We hope that the price will drop, not by a few dollars but dramatically and similar to what happened with MP3 player. We hope that all adopt a common standard approach so become interoperable and commodity and stop trying to be something they aren’t. There will be those that believe in their own divine right and push the technology envelope, but the reality is that if they don’t offer something significantly different, the consumer will opt on price and availability. The ones with the most to loose are the likes of Sony, as first to the race can be as much a disadvantage as perceived advantage.

The greatest challenges facing the ‘lookie likies’ is convergence. It hasn’t changed and they now face major wars on the smartphone and emerging tablet front. Some have recognized this an created hybrid 50/ 50 devices with two screens, but the reality is that this costs twice as much in technology and materials and shows the limitations of eInk today. Its like admitting that the technology isn’t up to meeting the consumer needs, but kidding them that two is better than one. By the time eInk goes colour, superior technology such as OLED will have dropped in cost, sorted battery life and become a viable and far more practical offer.

The final challenge is still content and the only thing today that separates one ‘lookie likie’ from another is access to content. Some have started to get exclusive deals to content – ‘we will digitise it but we own it’. Restrictive deals only frustrates consumers, encourage piracy and in a market such as books are dumb. As this becomes access to content increases, then these devices just become even more commoditized. The question is then how big is this segment of the digital market? Will it be overtaken by the online and streaming market? Will devices be less important and access a broader media offer of video, games, music, papers, books, magazines, TV and radio be a greater pull.
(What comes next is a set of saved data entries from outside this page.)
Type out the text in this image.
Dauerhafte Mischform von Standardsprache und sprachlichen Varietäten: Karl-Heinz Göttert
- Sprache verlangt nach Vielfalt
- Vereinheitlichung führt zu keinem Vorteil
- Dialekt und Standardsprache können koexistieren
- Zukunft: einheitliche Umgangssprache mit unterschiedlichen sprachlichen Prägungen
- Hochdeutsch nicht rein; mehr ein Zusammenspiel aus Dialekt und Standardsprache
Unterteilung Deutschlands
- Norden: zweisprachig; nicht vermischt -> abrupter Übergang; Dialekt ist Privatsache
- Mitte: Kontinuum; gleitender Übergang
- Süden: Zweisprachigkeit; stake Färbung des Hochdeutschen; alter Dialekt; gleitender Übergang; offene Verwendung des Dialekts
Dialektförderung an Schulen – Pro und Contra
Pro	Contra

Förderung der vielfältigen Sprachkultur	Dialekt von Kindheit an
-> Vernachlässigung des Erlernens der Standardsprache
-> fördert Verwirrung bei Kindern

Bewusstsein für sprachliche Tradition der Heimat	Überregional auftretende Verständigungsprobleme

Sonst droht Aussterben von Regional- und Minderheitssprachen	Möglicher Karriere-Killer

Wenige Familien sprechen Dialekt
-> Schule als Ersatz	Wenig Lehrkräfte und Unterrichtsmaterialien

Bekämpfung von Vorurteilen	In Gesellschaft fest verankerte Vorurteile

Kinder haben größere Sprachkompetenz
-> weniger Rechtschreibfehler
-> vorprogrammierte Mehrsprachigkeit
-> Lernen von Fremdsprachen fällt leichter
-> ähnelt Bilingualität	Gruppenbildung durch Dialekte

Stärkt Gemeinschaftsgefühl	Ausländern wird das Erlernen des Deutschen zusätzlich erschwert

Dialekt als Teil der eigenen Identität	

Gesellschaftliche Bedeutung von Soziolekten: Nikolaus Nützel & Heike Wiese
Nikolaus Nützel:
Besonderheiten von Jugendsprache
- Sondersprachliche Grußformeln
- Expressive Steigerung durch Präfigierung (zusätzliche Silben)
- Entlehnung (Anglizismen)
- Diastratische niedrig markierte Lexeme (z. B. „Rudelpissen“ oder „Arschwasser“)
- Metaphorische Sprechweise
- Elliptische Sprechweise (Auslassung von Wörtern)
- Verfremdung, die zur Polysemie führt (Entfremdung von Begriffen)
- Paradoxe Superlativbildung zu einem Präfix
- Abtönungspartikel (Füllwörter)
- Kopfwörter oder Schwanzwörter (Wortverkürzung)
Would we as a consumer buy a friend a ebook eInk reader today – we doubt it.

1 comment:

BVan said...

I don't believe that the current development of eInk is the killer app for today, nor is it the technology I believe that will drive the future killer app. When one looks back on devices like the PDAs from Palm, Handspring and even Apple's MessagePad, they had their short-life and died. At the same time, however, there were many things that were learned from those technologies that eventually made their way to today's smartphones. For example: calendaring, applications, media players, etc.

eInk is a testing technology that will be dead in no more than three years, opening up a market for something new that may resemble something like the tablets that are just starting to be presented. Netbooks have been out in the last couple years, but they have not reached its final form. With smartphones becoming more and more popular and more and more powerful, the idea of a single use device such as many of the e-readers that have been released seems to have less appeal to people. The devices have to be smarter and be able to converge many content types together.

Conclusion: eInk will be gone tomorrow, but there are lessons we will learn from it. Some of these may include ideal typography, or open up research for more legible or faster, higher resolution, and color eInk displays, or something entirely different. eInk the e-readers are a baby-step to something much bigger.